東京都は17日、土地取引の指標となる都内1288地点の7月1日時点の基準地価を公表した。住宅地、商業地、工業地とも前年と比べ上昇し、上昇幅も拡大。上昇率は商業地が前年比8.4%で3年連続、住宅地は前年比4.6%で12年連続のプラスとなった。地価の上昇に伴い、湾岸地域に集中するタワーマンションが高騰し、さらに23区内の住宅価格に影響を及ぼしている。

◆上昇率1位は中央区、今後も「一段と上がる可能性」

 東京23区平均の住宅地の上昇率は6.7%(前年4.2%)と加速した。最も高いのは湾岸地域にタワーマンションが集積する中央区の12.4%(前年4.4%)で、住宅価格も押し上げられている。

タワーマンションが並ぶ晴海地区(手前)と勝どき地区(後方)=東京都中央区で、本社ヘリ「あさづる」から(安江実撮影)

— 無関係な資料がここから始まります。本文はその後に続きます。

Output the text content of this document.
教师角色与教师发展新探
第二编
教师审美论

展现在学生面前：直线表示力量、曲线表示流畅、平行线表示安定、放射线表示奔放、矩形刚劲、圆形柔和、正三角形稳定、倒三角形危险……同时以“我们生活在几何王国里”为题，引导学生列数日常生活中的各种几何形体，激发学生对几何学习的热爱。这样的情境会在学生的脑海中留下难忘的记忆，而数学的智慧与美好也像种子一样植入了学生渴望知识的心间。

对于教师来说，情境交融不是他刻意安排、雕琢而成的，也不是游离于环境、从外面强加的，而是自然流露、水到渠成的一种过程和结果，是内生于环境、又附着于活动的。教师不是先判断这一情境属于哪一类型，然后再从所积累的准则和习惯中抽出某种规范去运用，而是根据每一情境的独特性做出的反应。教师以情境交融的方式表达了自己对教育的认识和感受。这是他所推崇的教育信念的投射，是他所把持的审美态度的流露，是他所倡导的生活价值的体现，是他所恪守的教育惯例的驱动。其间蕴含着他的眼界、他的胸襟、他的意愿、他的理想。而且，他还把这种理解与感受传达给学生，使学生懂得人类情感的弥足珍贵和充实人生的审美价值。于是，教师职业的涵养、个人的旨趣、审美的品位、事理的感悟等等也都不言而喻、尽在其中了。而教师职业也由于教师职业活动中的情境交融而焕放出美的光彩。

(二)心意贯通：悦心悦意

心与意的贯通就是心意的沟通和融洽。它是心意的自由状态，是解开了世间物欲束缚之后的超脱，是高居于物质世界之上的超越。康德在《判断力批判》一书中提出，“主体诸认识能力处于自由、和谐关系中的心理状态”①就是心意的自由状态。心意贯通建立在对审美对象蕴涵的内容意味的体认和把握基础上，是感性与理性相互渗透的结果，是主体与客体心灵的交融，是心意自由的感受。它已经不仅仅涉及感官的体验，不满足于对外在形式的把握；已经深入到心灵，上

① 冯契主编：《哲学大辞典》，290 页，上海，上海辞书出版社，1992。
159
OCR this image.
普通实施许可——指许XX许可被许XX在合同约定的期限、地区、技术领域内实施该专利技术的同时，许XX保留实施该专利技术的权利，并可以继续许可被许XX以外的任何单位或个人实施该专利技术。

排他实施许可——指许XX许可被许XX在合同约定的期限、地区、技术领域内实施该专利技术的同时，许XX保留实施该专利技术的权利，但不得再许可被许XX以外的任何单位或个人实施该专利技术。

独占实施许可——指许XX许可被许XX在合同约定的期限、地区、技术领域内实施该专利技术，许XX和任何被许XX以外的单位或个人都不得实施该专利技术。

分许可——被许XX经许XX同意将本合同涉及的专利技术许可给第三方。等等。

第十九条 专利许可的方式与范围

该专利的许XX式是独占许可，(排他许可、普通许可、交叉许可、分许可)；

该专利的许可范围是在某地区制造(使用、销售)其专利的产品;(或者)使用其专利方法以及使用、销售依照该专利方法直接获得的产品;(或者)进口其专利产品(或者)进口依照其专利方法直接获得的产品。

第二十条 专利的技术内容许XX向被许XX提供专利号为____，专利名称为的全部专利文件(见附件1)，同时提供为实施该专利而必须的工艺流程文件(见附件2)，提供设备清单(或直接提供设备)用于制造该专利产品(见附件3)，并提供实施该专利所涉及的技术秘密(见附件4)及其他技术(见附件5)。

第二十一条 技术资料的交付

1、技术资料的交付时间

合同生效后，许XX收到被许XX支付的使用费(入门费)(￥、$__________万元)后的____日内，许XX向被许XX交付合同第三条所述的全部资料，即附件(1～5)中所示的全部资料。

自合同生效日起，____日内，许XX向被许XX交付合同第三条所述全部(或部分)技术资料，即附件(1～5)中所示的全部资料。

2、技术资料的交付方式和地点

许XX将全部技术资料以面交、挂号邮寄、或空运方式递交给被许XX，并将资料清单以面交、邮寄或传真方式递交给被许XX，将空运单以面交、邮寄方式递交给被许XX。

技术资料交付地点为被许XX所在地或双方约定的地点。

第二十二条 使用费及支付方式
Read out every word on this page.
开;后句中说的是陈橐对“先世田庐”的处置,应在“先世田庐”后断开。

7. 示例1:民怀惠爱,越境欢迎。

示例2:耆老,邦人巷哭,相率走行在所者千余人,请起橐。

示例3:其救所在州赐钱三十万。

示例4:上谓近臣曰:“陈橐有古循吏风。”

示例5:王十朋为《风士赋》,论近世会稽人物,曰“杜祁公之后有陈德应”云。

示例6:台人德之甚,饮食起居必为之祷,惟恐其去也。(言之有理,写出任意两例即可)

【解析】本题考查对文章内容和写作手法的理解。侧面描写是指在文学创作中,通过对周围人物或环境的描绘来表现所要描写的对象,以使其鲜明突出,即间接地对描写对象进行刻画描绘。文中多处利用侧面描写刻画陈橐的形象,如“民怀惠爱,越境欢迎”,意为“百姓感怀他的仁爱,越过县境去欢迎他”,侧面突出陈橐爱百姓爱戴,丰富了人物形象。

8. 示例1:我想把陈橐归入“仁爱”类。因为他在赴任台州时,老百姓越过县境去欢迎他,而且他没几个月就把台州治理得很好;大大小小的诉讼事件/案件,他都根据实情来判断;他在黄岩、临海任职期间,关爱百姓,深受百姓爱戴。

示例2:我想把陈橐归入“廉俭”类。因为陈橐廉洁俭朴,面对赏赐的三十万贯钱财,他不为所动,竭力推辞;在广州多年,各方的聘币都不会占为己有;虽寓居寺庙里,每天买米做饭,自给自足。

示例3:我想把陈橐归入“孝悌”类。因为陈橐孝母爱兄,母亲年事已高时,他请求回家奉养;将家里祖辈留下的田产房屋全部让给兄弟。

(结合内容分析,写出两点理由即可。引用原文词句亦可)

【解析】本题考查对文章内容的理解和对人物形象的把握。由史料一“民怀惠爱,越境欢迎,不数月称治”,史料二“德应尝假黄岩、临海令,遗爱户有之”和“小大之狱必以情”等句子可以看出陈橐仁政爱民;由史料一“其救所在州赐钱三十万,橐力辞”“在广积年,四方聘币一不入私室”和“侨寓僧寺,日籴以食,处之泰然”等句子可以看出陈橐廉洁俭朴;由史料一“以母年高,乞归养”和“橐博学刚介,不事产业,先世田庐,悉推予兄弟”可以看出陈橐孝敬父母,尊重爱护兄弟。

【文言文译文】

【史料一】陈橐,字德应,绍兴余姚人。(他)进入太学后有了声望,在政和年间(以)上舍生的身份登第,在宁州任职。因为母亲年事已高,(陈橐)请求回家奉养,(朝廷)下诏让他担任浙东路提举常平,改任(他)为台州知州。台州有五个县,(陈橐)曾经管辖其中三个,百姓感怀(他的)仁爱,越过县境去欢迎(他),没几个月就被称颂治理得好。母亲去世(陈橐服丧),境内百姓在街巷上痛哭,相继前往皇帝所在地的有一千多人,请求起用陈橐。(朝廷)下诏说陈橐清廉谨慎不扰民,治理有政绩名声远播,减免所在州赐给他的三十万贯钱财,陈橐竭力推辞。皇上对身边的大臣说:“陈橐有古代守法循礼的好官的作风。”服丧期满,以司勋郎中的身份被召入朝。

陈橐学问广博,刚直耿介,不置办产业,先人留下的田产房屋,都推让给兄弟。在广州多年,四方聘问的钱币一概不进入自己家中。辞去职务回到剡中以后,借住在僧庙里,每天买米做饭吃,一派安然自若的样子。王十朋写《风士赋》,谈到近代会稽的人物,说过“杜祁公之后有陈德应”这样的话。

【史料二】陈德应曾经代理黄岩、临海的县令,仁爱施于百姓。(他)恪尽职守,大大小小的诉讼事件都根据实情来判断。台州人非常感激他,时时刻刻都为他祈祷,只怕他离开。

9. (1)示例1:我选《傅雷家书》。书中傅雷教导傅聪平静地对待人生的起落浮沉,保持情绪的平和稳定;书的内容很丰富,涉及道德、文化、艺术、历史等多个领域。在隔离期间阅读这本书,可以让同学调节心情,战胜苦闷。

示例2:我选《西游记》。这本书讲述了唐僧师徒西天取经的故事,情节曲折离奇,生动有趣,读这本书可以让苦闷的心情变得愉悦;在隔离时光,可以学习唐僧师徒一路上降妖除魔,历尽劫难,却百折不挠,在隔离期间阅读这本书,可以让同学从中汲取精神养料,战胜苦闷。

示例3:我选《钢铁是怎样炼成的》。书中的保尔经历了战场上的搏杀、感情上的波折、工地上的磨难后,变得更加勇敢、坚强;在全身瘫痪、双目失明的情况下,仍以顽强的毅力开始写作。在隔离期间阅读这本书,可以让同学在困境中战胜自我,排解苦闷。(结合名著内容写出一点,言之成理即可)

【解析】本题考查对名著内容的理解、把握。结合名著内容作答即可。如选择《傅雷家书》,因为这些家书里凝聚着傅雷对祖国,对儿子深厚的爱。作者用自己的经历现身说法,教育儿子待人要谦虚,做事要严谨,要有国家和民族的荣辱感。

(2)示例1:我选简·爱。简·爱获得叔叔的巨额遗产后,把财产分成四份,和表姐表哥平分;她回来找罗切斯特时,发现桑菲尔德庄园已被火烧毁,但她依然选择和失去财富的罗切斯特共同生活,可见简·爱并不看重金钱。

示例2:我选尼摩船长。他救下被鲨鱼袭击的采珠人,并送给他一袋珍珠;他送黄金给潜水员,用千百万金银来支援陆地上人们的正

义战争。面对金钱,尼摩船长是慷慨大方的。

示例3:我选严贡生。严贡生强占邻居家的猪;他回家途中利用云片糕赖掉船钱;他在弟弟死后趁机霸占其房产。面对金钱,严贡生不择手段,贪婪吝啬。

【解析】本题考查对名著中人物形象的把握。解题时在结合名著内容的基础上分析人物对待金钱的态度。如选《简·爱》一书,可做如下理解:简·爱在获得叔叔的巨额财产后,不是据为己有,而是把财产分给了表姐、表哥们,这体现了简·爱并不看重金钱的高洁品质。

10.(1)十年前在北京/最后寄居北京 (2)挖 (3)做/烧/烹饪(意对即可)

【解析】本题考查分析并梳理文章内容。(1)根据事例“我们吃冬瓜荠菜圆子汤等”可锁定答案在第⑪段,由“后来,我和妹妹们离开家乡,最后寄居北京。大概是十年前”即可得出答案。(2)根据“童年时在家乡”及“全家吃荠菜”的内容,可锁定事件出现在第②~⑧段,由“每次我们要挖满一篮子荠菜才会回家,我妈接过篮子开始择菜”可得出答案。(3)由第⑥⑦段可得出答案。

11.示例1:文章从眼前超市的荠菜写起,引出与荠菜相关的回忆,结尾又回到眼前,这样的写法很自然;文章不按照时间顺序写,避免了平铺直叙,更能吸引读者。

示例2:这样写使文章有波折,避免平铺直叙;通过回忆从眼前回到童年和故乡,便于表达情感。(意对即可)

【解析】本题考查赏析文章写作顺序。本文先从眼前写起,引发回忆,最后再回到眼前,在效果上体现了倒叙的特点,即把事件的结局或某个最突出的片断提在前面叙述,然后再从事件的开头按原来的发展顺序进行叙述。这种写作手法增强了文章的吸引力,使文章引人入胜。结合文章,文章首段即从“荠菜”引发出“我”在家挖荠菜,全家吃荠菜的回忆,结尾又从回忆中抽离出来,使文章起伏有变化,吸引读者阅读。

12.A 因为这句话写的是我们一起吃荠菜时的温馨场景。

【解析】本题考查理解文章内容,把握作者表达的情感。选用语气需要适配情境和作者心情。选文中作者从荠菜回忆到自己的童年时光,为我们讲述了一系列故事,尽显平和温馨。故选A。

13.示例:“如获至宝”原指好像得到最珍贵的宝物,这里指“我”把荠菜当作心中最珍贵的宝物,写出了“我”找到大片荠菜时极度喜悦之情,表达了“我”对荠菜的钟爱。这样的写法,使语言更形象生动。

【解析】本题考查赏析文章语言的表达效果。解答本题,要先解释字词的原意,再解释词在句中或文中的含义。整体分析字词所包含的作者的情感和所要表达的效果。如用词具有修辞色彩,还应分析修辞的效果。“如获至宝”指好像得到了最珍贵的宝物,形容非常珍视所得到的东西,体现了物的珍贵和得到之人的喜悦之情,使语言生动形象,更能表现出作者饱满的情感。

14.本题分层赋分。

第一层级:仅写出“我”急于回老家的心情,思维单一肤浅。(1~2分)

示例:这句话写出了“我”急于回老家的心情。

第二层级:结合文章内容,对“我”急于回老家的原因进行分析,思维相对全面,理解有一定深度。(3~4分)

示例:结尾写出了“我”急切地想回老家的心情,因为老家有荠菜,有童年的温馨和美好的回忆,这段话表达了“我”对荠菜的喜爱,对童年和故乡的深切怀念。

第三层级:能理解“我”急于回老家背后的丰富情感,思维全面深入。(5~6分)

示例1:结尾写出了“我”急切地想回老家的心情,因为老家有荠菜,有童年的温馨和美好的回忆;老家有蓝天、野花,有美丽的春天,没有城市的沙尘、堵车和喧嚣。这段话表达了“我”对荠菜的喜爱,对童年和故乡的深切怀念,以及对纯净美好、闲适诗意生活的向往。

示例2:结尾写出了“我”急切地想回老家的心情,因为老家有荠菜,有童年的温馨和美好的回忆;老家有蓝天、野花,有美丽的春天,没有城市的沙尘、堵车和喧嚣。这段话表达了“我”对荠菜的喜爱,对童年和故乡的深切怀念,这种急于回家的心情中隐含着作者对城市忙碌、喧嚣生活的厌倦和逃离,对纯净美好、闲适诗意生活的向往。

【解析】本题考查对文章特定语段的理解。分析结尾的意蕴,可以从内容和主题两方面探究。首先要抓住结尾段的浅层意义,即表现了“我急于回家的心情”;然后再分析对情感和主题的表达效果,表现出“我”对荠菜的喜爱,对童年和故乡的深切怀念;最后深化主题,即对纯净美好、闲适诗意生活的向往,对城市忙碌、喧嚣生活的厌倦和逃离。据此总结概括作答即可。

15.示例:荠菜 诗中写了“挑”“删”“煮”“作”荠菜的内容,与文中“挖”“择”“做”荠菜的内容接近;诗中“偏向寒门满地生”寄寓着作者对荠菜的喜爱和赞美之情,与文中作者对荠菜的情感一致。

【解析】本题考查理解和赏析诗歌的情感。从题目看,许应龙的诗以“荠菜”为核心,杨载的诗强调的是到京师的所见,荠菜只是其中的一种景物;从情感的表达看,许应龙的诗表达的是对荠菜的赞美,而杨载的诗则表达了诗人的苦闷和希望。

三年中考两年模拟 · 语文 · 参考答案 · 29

 住宅地の上昇率トップ10には、中央区から月島、佃、勝どき、晴海の4地点が入った。羽田空港と都心を結ぶJR線「羽田空港アクセス線」やこれに接続する地下鉄新線の整備構想があり、都心への交通利便性が高まれば「住宅価格は一段と上がる可能性がある」と不動産経済研究所の松田忠司上席主任研究員はみる。  中央区は都心の空洞化に伴い、1990年代まで人口が減っていた。93年に対策としてマンションなど住宅建設の容積率緩和に踏みきり、湾岸に30棟以上が林立する「タワマン銀座」ができ、人口も回復した。

◆中古物件の価格・家賃、2021年以降で最も高額に

 中央区など都心の高額物件に押し上げられ、23区では新築マンションの価格が高騰している。同研究所によると、今年上半期1戸あたりの平均価格は1億855万円で、2年連続で1億円を超えた。ただ、今年は建設業界の働き方改革などによって着工が遅れ、供給戸数は昨年比3割減に落ち込む。  新築の供給数が減ることに伴い、中古マンションの市場が大きくなり、23区は中古物件の価格も高い。不動産情報サイトなど運営のLIFULL(ライフル)の調査によると、8月のサイト掲載平均価格は家族向けが6583万円、単身者向けが4503万円となり、いずれも調査を始めた2021年以降で最も高くなった。賃貸物件の家賃も上昇傾向にある。

◆「住宅のセーフティーネットを手厚く」

 東京都立大の饗庭(あいば)伸教授(都市計画)は「低家賃の住宅が少なくなる可能性があり、住宅のセーフティーネットを手厚くするべきだ」と指摘する。06年施行の住生活基本法によって住宅供給は民間が中心となり、公共住宅政策は縮小した。新型コロナウイルス禍で失業者が急増したような景気変動のリスクを踏まえ、「民間の住宅開発には困窮者向けの住宅を一定数造るよう求めてはどうか」と提案した。(押川恵理子)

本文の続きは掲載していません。